Tamanho zelo em transformar os assuntos discutidos em sala de aula em algo que vai ser útil para a vida do estudante tem feito os alunos do colégio Chico Anysio colherem resultados bem acima da média dos estudantes brasileiros. Da primeira turma que se formou, em 2015, 70% passaram em vestibulares concorridos em universidades públicas. Naquele ano, o colégio ficou em terceiro lugar entre 1 274 escolas estaduais do Rio de Janeiro no Exame Nacional do Ensino Médio (Enem). O índice de abandono dos estudos por ali é zero — no país, em média, um em cada dez estudantes larga os estudos após um ano. A enorme diferença entre a Chico Anysio e a grande maioria das escolas públicas brasileiras fica evidente num cálculo de Ricardo Paes de Barros, economista-chefe do Instituto Ayrton Senna e professor na escola de negócios Insper. Ele usou como base os resultados do Pisa, avaliação do ensino aplicada em 72 países, divulgados no início de dezembro. Se os 33 000 jovens brasileiros de 15 anos avaliados pelo teste em 2015 tivessem um desempenho em matemática igual ao dos alunos do Chico Anysio, significaria dizer que 73% dos estudantes do Brasil dominariam os conhecimentos esperados para eles no início do ensino médio. Hoje, apenas três em cada dez alunos estão nesse patamar, o que coloca o país num pífio 69o lugar em matemática no ranking internacional.
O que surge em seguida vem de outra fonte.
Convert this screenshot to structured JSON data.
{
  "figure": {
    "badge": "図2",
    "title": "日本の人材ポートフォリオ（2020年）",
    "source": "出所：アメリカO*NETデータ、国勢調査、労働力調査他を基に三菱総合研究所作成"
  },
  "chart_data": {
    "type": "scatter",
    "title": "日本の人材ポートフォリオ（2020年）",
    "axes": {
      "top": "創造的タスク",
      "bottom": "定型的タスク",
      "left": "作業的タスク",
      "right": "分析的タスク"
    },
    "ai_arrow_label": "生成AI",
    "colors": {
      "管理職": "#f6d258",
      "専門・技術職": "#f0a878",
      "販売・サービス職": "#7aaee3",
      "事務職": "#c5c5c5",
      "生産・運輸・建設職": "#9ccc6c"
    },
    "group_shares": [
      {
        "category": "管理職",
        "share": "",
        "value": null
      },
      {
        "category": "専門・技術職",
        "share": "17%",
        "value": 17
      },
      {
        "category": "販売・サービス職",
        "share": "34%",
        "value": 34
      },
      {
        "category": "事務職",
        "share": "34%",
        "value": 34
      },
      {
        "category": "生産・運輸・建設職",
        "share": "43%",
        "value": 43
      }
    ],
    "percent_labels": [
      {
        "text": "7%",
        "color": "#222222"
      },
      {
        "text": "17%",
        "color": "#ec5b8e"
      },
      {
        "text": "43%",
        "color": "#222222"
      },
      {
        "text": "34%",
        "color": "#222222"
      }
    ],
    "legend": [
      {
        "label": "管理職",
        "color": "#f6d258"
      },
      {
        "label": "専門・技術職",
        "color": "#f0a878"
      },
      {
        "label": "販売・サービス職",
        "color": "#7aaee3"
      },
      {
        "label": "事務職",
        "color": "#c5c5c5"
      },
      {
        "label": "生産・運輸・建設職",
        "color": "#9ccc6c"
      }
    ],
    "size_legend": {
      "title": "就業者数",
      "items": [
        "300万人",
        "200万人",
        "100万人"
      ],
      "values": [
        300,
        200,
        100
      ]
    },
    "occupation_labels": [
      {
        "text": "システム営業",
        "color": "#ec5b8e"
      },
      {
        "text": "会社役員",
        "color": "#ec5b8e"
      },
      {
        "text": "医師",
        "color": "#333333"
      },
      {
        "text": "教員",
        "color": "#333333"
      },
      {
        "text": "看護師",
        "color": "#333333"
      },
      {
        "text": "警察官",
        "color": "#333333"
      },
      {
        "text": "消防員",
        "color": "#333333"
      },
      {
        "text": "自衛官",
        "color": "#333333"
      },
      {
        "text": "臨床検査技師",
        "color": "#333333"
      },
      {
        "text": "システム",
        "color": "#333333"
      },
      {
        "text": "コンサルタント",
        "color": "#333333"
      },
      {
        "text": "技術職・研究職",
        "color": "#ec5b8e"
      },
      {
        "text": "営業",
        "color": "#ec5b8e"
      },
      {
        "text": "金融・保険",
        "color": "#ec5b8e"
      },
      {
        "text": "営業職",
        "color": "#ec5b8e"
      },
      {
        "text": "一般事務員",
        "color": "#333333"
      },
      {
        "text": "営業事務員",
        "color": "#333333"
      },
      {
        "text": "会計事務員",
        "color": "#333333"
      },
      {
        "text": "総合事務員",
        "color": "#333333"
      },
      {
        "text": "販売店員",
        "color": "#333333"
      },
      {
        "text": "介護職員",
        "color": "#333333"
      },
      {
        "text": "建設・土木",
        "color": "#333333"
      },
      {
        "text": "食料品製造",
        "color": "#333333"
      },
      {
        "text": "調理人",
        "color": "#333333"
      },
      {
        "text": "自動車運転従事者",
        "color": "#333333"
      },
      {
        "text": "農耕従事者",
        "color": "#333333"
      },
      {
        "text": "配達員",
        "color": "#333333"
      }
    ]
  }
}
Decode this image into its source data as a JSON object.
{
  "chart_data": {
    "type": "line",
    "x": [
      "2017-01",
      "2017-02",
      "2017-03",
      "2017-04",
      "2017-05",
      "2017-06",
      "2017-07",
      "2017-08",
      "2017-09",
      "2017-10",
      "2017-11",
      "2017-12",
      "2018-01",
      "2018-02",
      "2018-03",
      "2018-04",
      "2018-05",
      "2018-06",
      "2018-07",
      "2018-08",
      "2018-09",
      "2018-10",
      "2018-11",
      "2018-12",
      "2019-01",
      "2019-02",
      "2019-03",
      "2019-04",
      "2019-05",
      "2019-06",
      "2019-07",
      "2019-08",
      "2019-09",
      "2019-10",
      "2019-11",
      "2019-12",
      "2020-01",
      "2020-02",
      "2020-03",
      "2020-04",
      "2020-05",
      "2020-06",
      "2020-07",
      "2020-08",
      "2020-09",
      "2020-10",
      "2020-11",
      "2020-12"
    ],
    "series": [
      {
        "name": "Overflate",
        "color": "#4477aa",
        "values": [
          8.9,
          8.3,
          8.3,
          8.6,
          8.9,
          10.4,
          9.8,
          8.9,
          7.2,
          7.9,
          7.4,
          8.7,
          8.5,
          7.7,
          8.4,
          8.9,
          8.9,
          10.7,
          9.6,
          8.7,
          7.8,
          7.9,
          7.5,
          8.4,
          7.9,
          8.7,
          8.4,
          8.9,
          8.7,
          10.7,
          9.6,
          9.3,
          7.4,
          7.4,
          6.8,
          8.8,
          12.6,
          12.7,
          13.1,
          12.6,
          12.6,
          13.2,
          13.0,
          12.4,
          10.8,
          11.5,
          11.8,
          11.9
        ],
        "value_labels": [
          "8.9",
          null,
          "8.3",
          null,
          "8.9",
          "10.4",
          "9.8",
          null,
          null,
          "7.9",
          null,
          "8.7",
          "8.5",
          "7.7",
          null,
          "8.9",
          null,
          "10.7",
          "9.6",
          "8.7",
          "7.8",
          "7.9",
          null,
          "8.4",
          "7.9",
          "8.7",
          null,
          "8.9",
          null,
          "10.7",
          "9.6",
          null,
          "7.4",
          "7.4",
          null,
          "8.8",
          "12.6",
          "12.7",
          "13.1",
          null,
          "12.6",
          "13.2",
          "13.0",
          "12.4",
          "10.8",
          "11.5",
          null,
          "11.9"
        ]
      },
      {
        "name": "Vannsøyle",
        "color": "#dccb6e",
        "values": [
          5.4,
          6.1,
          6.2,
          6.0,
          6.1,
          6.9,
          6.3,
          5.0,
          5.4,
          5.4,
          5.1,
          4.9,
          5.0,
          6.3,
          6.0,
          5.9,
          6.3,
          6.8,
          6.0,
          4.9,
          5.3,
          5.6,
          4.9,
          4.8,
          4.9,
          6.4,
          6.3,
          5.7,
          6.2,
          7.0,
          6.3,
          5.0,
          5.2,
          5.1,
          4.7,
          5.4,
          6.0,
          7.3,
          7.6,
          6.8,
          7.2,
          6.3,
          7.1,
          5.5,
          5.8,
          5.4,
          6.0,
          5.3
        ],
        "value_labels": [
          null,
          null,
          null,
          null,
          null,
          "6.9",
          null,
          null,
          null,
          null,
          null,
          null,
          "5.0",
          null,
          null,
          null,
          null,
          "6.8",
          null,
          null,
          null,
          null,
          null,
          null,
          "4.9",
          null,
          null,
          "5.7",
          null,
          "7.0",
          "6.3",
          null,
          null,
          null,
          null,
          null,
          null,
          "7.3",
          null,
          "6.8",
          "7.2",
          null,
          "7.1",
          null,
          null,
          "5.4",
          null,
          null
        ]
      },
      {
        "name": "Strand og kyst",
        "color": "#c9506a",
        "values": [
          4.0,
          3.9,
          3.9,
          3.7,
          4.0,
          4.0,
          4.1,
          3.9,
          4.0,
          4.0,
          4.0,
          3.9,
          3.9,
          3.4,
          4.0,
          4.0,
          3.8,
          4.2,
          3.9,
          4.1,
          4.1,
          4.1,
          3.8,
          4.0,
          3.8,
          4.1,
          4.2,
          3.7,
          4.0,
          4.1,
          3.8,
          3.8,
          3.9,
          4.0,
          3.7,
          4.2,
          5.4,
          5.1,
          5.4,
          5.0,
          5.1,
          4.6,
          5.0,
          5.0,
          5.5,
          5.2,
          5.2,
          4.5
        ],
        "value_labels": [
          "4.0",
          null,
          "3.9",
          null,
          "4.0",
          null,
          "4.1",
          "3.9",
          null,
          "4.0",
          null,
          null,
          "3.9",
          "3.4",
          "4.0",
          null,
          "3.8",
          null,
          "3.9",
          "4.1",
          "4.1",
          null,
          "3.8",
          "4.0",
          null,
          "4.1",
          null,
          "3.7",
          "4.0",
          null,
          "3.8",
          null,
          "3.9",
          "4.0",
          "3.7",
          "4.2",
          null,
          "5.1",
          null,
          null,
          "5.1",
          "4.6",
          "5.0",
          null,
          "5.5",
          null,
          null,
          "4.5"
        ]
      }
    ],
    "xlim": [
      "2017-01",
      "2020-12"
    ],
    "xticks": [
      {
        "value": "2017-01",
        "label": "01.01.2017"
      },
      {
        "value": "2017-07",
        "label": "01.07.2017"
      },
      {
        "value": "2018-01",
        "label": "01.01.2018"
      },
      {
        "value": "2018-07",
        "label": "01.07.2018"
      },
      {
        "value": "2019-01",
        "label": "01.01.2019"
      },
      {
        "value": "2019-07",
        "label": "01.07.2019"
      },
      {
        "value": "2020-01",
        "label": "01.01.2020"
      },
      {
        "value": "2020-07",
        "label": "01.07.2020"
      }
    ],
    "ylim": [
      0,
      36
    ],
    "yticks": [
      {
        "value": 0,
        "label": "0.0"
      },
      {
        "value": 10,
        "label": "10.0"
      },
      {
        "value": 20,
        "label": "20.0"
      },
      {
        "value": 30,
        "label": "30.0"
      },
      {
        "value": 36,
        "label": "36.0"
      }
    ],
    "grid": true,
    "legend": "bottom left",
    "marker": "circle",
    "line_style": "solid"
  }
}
Se o padrão da escola carioca fosse o nacional, o Brasil saltaria para o 38o lugar, à frente de países com sólidos sistemas educacionais, como Estados Unidos e Israel. “Os resultados dão pistas de como o ensino médio brasileiro pode melhorar”, diz Paes de Barros, que é uma das maiores referências em educação no país.

Mais uma “jabuticaba

Em 2017, a reforma do ensino médio deverá entrar definitivamente na discussão sobre o rumo da educação brasileira. Em dezembro, a Câmara dos Deputados aprovou a medida provisória sobre o assunto, editada pelo presidente Michel Temer em setembro. O texto deve passar rapida­mente pelo Senado. “Há acordo dos líderes de par­tidos para aprovar a medida até fevereiro, a tempo do início das aulas”, diz o senador Pedro Chaves (PSC-MS), relator do projeto. Se concre­ti­zada, será a maior mudança no ensino médio do país desde os anos 80, quando o ensino profissionalizante foi separado do regular. O que se viu de lá para cá foi o amadurecimento de mais uma “jabuticaba” brasileira: um ensino mé­dio com alta carga de disciplinas obrigatórias — de 800 horas anuais, ante a média de 658 nos países ricos —, divididas num cipoal de conteúdos com pouca relação entre si ou pouca serventia para a carreira dos jovens. Na origem do inchaço está a pressão de sindicatos de professores, que conseguiram que disciplinas como sociologia e história de etnias fossem agregadas ao currículo básico sem o devido aumento na carga horária.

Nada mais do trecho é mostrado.